The Admiralty Court in London has found a handysize bulker mainly responsible for a serious collision involving an Awilco LNG carrier off Singapore in 2019.

This is despite an admission from the gas vessel’s master immediately after the incident that “we f***ed up”.

Norway’s Awilco LNG has always maintained that its 156,000-cbm WilForce (built 2013) was struck by the 39,300-dwt newly built open-hatch bulker Western Moscow (built 2019). The gas carrier, which was in ballast, spent months under repair.

Judge Sir Nigel Teare has now ruled that the bulker, owned by Ratu Shipping and on its maiden voyage, is liable for 75% of the £14m ($17.6m) damage costs.

The judgment includes a transcript of conversations between the vessels and Singapore’s vessel traffic information system (VTIS).

As a collision became more of a possibility, VTIS said to the Wilforce: “Take early action eh. Keep lookout. You’ve this Western Moscow. Starboard bow, going to the westbound traffic lane.”

The Awilco LNG master replied: “But I cannot stop ship now. I cannot slow down now. It’s going now very quick. I am very close to him now and I’ve this towing system here. I cannot ... I am slowing down ... but it’s crazy.”
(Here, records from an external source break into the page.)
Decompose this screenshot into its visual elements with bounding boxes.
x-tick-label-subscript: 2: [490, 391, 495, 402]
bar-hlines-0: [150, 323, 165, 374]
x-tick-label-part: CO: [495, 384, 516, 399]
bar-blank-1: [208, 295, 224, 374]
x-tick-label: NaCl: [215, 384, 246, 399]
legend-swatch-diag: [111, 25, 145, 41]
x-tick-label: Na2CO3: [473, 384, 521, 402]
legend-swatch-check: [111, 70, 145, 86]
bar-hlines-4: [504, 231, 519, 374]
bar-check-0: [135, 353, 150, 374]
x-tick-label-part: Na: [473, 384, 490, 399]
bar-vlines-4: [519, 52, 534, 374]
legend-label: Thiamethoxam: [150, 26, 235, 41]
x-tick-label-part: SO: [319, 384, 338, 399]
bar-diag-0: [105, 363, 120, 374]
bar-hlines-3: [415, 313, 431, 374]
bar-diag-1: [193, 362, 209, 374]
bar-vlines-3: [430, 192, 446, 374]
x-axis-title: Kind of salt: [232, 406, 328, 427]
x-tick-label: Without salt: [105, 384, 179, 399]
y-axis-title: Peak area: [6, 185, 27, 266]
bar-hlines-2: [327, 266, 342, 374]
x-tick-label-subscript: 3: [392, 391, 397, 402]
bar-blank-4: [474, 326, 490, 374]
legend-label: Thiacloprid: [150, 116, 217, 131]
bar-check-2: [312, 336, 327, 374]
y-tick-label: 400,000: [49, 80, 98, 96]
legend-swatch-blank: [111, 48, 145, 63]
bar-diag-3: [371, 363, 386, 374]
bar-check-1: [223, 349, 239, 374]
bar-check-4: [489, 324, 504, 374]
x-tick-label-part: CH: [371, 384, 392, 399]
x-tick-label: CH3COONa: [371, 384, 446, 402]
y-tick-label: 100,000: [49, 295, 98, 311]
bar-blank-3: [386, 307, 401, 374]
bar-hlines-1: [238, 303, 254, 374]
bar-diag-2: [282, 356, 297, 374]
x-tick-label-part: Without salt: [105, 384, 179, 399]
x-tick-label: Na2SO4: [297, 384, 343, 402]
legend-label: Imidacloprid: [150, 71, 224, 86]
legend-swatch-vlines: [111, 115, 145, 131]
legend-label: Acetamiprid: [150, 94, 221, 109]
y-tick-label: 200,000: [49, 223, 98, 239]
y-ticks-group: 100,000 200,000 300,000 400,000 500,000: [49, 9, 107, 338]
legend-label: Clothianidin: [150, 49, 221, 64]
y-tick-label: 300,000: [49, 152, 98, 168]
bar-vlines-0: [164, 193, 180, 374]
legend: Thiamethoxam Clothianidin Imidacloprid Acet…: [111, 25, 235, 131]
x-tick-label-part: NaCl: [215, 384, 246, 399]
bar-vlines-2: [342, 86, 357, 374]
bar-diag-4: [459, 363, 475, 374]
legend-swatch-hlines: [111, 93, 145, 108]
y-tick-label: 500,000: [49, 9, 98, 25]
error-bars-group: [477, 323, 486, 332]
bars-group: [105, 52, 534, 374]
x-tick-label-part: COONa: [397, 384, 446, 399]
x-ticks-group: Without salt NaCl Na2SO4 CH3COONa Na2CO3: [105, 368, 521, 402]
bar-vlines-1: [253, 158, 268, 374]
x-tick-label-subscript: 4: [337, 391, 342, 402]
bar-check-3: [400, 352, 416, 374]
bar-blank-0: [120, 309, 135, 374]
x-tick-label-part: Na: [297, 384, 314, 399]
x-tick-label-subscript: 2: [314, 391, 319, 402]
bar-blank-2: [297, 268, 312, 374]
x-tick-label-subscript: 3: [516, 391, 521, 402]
The captain then told the Western Moscow: “We are going to crash. Go to starboard now.”

But the port bow of the bulker struck the port side of the Wilforce at an angle of about 50 degrees.

After the collision, the master of the Wilforce said on the bridge: “We f***ed up.” But he also blamed the Western Moscow, saying it “did not turn”.
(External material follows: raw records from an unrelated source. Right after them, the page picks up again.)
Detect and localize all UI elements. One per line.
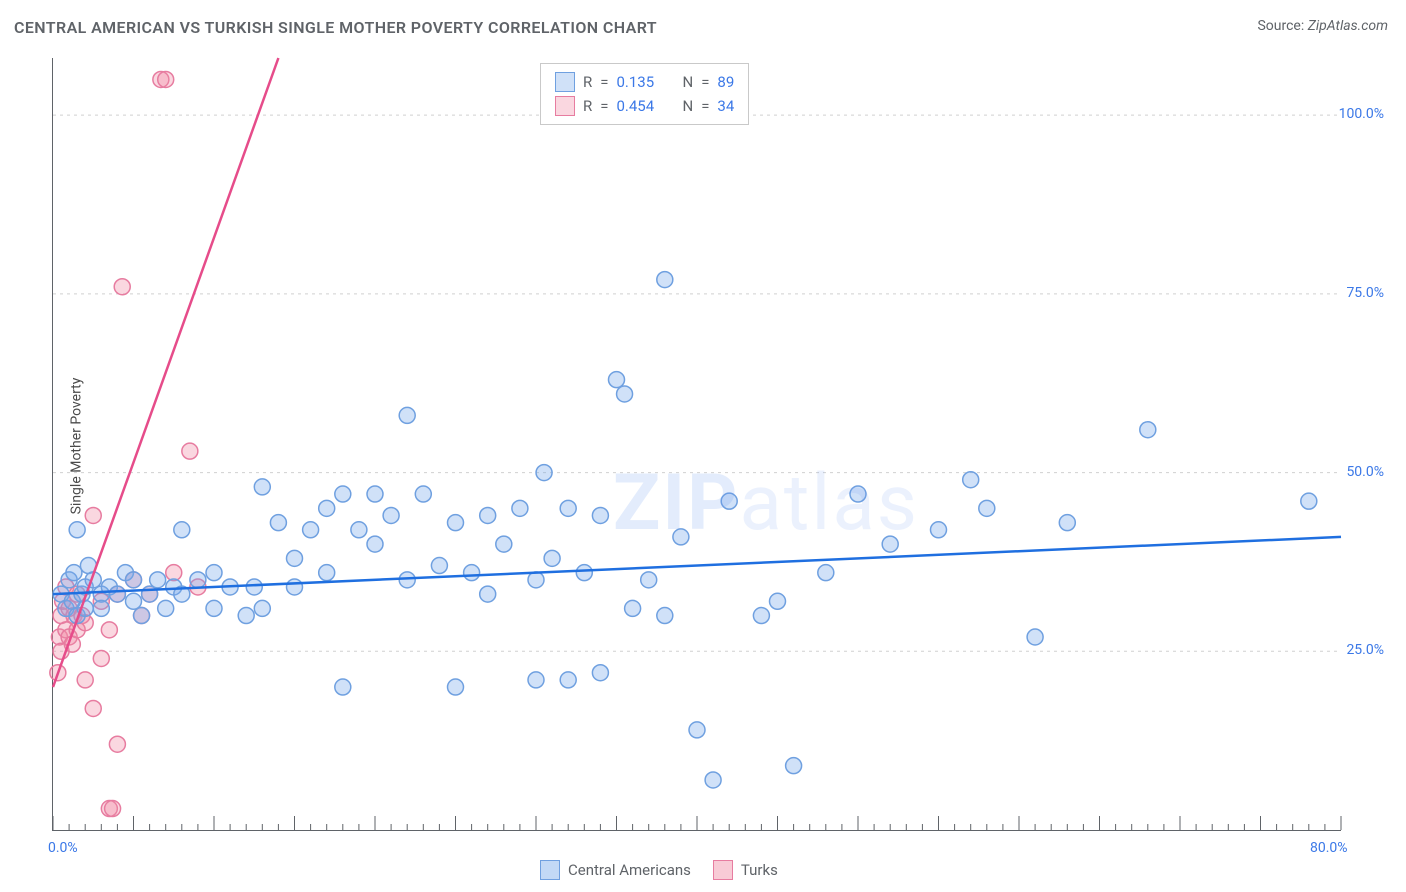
plot-svg	[53, 58, 1341, 830]
legend-label: Central Americans	[568, 861, 691, 879]
legend-swatch	[555, 96, 575, 116]
equals: =	[701, 70, 709, 94]
chart-title: CENTRAL AMERICAN VS TURKISH SINGLE MOTHE…	[14, 18, 657, 37]
n-value: 89	[717, 70, 734, 94]
r-label: R	[583, 94, 592, 118]
y-tick-label: 100.0%	[1339, 106, 1384, 122]
legend-swatch	[555, 72, 575, 92]
equals: =	[701, 94, 709, 118]
legend-item: Central Americans	[540, 860, 691, 880]
source-label: Source:	[1257, 18, 1304, 34]
bottom-legend: Central Americans Turks	[540, 860, 778, 880]
equals: =	[600, 70, 608, 94]
n-label: N	[682, 94, 693, 118]
n-label: N	[682, 70, 693, 94]
legend-label: Turks	[741, 861, 778, 879]
stat-legend-box: R = 0.135 N = 89 R = 0.454 N = 34	[540, 63, 749, 125]
chart-root: CENTRAL AMERICAN VS TURKISH SINGLE MOTHE…	[0, 0, 1406, 892]
r-value: 0.135	[616, 70, 666, 94]
n-value: 34	[717, 94, 734, 118]
stat-row: R = 0.454 N = 34	[555, 94, 734, 118]
x-tick-label: 0.0%	[48, 840, 78, 856]
stat-row: R = 0.135 N = 89	[555, 70, 734, 94]
equals: =	[600, 94, 608, 118]
r-label: R	[583, 70, 592, 94]
x-tick-label: 80.0%	[1310, 840, 1348, 856]
legend-item: Turks	[713, 860, 778, 880]
y-tick-label: 75.0%	[1346, 285, 1384, 301]
plot-area: ZIPatlas	[52, 58, 1341, 831]
r-value: 0.454	[616, 94, 666, 118]
legend-swatch	[713, 860, 733, 880]
y-tick-label: 50.0%	[1346, 464, 1384, 480]
y-tick-label: 25.0%	[1346, 642, 1384, 658]
source-attribution: Source: ZipAtlas.com	[1257, 18, 1388, 34]
legend-swatch	[540, 860, 560, 880]
source-name: ZipAtlas.com	[1308, 18, 1388, 34]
‘Very poor’ bulker lookout

Teare said the lookout on board the Western Moscow was “very poor”.

“Given that Western Moscow was navigating within the southern part of the Precautionary Area and intent on joining the westbound traffic lane, this poor lookout was particularly blameworthy,” the judge added.

The failure of the Wilforce to reduce speed substantially was the result not of a poor lookout but of the vessel’s failure to comply with the local rule requiring it to be in a state of “maximum manoeuvring readiness”, the judgment said.
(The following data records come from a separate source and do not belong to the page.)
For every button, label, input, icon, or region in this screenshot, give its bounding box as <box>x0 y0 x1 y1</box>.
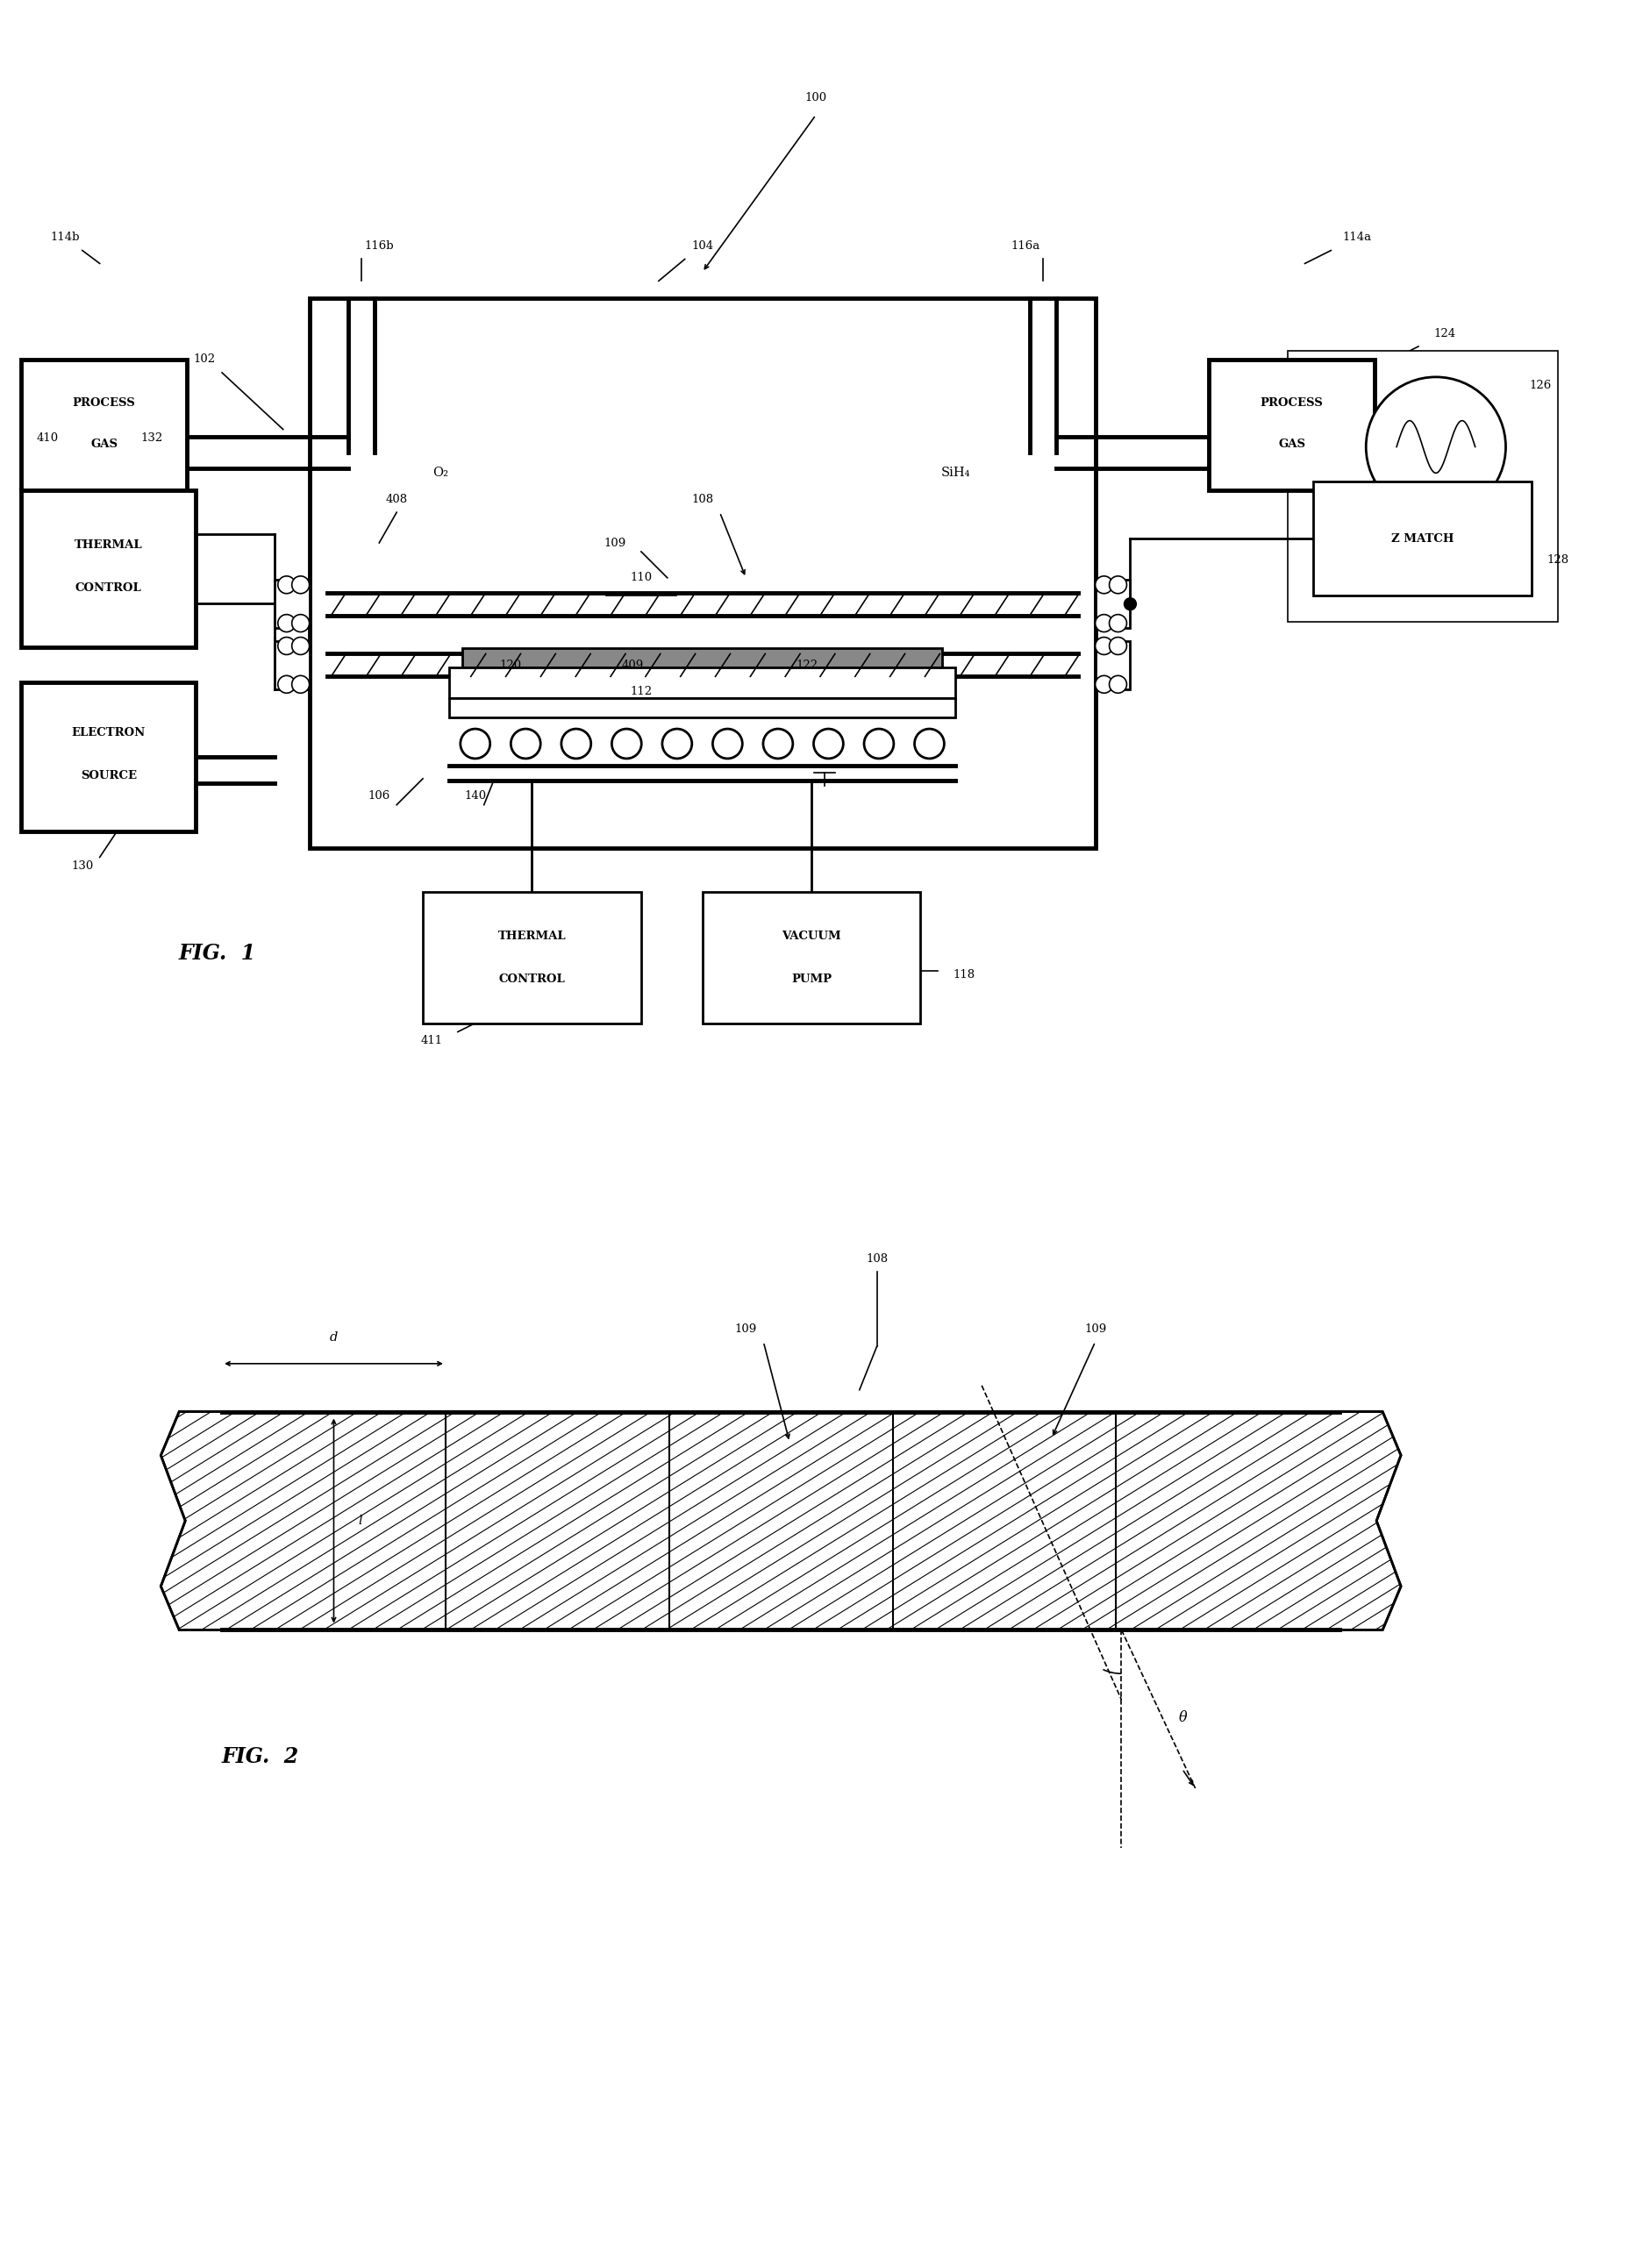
Text: SOURCE: SOURCE <box>81 771 136 782</box>
Text: 409: 409 <box>621 660 644 671</box>
Circle shape <box>1096 576 1112 594</box>
Bar <box>274 581 309 628</box>
Bar <box>1209 361 1375 490</box>
Text: 112: 112 <box>631 685 652 696</box>
Text: 411: 411 <box>421 1034 442 1046</box>
Text: 140: 140 <box>465 792 486 803</box>
Text: SiH₄: SiH₄ <box>941 467 971 479</box>
Text: ELECTRON: ELECTRON <box>72 726 145 737</box>
Text: 108: 108 <box>692 494 713 506</box>
Text: 109: 109 <box>605 538 626 549</box>
Circle shape <box>1096 615 1112 633</box>
Bar <box>449 699 956 717</box>
Text: 100: 100 <box>805 93 826 104</box>
Circle shape <box>1109 615 1127 633</box>
Circle shape <box>762 728 794 758</box>
Text: 126: 126 <box>1530 381 1551 392</box>
Text: 109: 109 <box>1084 1322 1106 1334</box>
Text: 122: 122 <box>797 660 818 671</box>
Circle shape <box>1096 676 1112 694</box>
Text: 408: 408 <box>386 494 407 506</box>
Text: FIG.  1: FIG. 1 <box>179 943 256 964</box>
Bar <box>1288 352 1558 621</box>
Circle shape <box>292 576 309 594</box>
Circle shape <box>915 728 945 758</box>
Polygon shape <box>161 1411 1401 1631</box>
Text: GAS: GAS <box>1278 438 1306 449</box>
Text: 128: 128 <box>1548 556 1569 567</box>
Text: 120: 120 <box>499 660 521 671</box>
Circle shape <box>292 676 309 694</box>
Text: GAS: GAS <box>90 438 118 449</box>
Text: 108: 108 <box>866 1254 887 1266</box>
Circle shape <box>292 637 309 655</box>
Circle shape <box>1124 599 1137 610</box>
Text: 116a: 116a <box>1010 240 1040 252</box>
Circle shape <box>278 637 296 655</box>
Text: PUMP: PUMP <box>792 973 831 984</box>
Circle shape <box>1109 676 1127 694</box>
Circle shape <box>278 615 296 633</box>
Text: O₂: O₂ <box>432 467 449 479</box>
Bar <box>21 361 187 490</box>
Text: THERMAL: THERMAL <box>74 540 143 551</box>
Bar <box>21 490 196 649</box>
Bar <box>309 299 1096 848</box>
Circle shape <box>611 728 641 758</box>
Text: PROCESS: PROCESS <box>1260 397 1323 408</box>
Text: 114b: 114b <box>49 231 79 243</box>
Text: 130: 130 <box>71 860 94 871</box>
Bar <box>21 683 196 830</box>
Text: THERMAL: THERMAL <box>498 930 567 941</box>
Bar <box>702 891 920 1023</box>
Text: θ: θ <box>1178 1710 1186 1724</box>
Bar <box>1314 481 1531 594</box>
Bar <box>1096 581 1130 628</box>
Bar <box>449 667 956 699</box>
Text: 110: 110 <box>631 572 652 583</box>
Text: VACUUM: VACUUM <box>782 930 841 941</box>
Circle shape <box>278 576 296 594</box>
Text: CONTROL: CONTROL <box>499 973 565 984</box>
Circle shape <box>813 728 843 758</box>
Circle shape <box>1109 576 1127 594</box>
Circle shape <box>713 728 743 758</box>
Bar <box>422 891 641 1023</box>
Text: 114a: 114a <box>1342 231 1372 243</box>
Circle shape <box>511 728 541 758</box>
Circle shape <box>562 728 591 758</box>
Text: PROCESS: PROCESS <box>72 397 136 408</box>
Text: l: l <box>358 1515 361 1526</box>
Circle shape <box>864 728 894 758</box>
Circle shape <box>1096 637 1112 655</box>
Circle shape <box>1365 376 1505 517</box>
Text: 106: 106 <box>368 792 391 803</box>
Circle shape <box>278 676 296 694</box>
Text: 104: 104 <box>692 240 713 252</box>
Text: CONTROL: CONTROL <box>76 583 141 594</box>
Bar <box>1096 642 1130 689</box>
Text: 116b: 116b <box>365 240 394 252</box>
Circle shape <box>460 728 490 758</box>
Circle shape <box>662 728 692 758</box>
Circle shape <box>1109 637 1127 655</box>
Text: 410: 410 <box>36 433 59 445</box>
Text: 102: 102 <box>194 354 215 365</box>
Text: 132: 132 <box>141 433 163 445</box>
Text: 109: 109 <box>734 1322 757 1334</box>
Text: Z MATCH: Z MATCH <box>1392 533 1454 544</box>
Bar <box>462 649 943 667</box>
Text: 118: 118 <box>953 968 976 980</box>
Text: 124: 124 <box>1434 327 1456 338</box>
Bar <box>274 642 309 689</box>
Circle shape <box>292 615 309 633</box>
Text: d: d <box>330 1331 338 1343</box>
Text: FIG.  2: FIG. 2 <box>222 1746 299 1767</box>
This breach of Rule 6 of the Collision Regulations was particularly blameworthy because the Wilforce was approaching the Precautionary Area.

So each vessel breached an important obligation, the one to keep a good lookout and the other to proceed at a safe speed, the judge ruled.

The Western Moscow’s poor lookout was especially striking because the bulker was turning to port on to a westerly heading in the southern half of the Precautionary Area towards a vessel proceeding easterly in the southern half of the Precautionary Area where eastbound vessels would be expected.

By contrast, Wilforce appreciated the risk of collision because the vessel was keeping a good lookout, Teare found.

The LNG ship’s fault lay in the reaction to the risk of collision created by the bulker, although the Wilforce’s ability to react was limited by its own prior fault regarding speed.